Liverpool's defense continues to struggle with neither of Daniel Agger nor Martin Skrtel acquitting themselves well, while Jon Flanagan had a bumpy outing and Glen Johnson--as you'd expect--looked off the pace at times. Steven Gerrard was exposed in the first half by the simultaneous pressing of Jordan Henderson and Philippe Coutinho; at times they got forward along with Flanagan and Johnson as well, leaving huge space for Swansea on the counter.
Coutinho was largely invisible on the day, while Henderson got the first brace of his Liverpool career to go along with two from Daniel Sturridge. The forward line impressed at times and faltered at others, with Sturridge and Luis Suarez failing to combine, while Raheem Sterling had an in-and-out performance on the left. Suarez will get his goals soon enough, but it's clear that he's pressing at times, and while his impact is still felt (as we saw with the assist for Sturridge and shot that led to Henderson's winner), it'll be nice when he's back among the goals.
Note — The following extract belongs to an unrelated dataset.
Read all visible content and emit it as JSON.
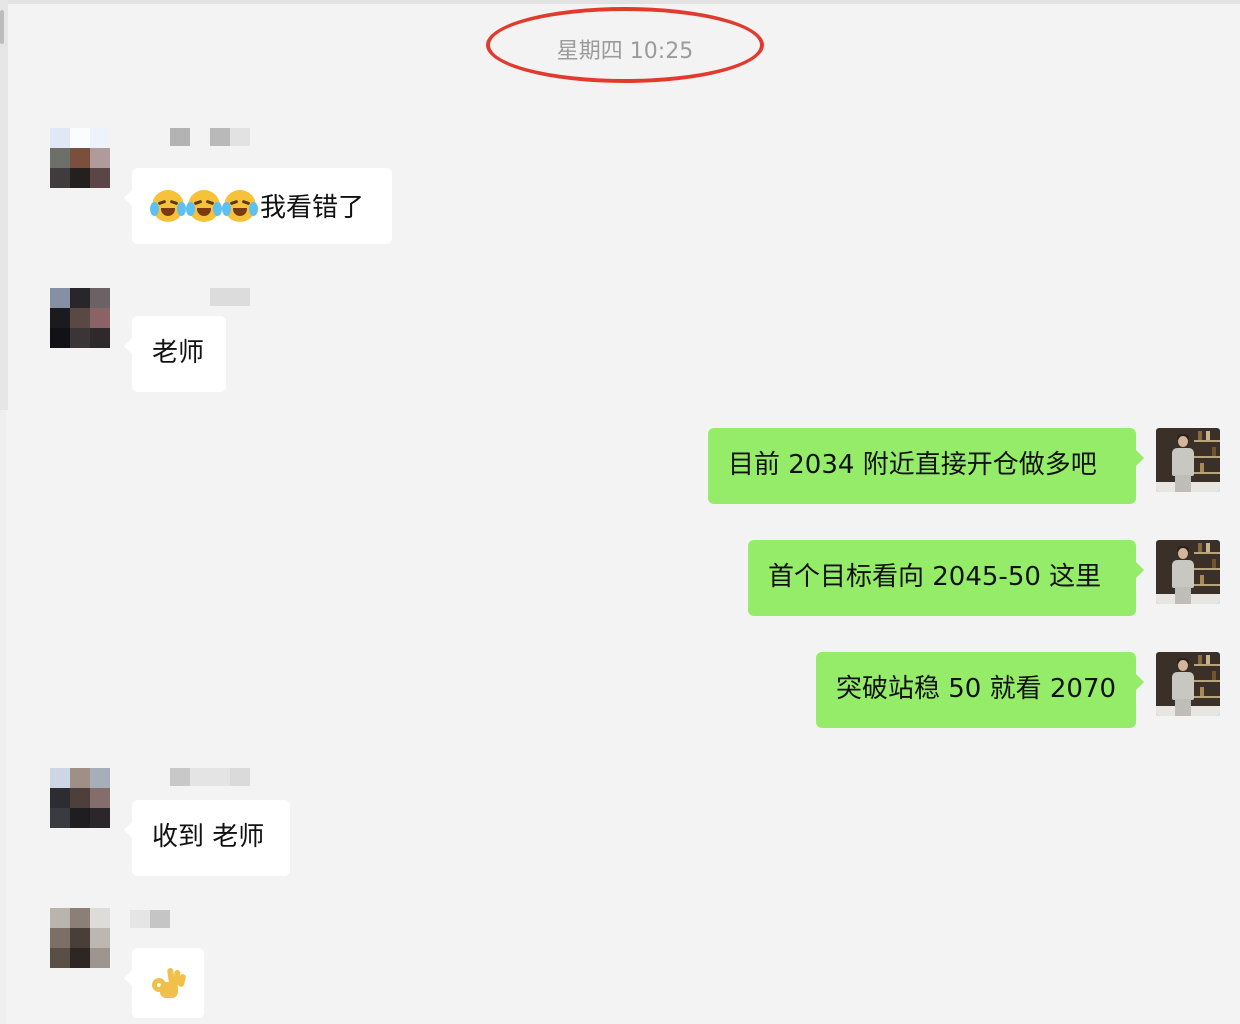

Substitute appearances for Kolo Toure and Victor Moses were largely unremarkable, but Rodgers' decision to add Joe Allen at the expense of Sterling proved critical. The Welshman was terrific with and without the ball, giving Liverpool the control they'd previously been lacking over the final half-hour of the match. His impact was felt throughout, and this was exactly the type of display his manager had been hoping for.
A nerve-wracking 90-odd minutes to be sure, but hopefully a day that sees Liverpool learn important lessons for the final two and a half months of the season. Eleven matches left to play, and everything left to play for.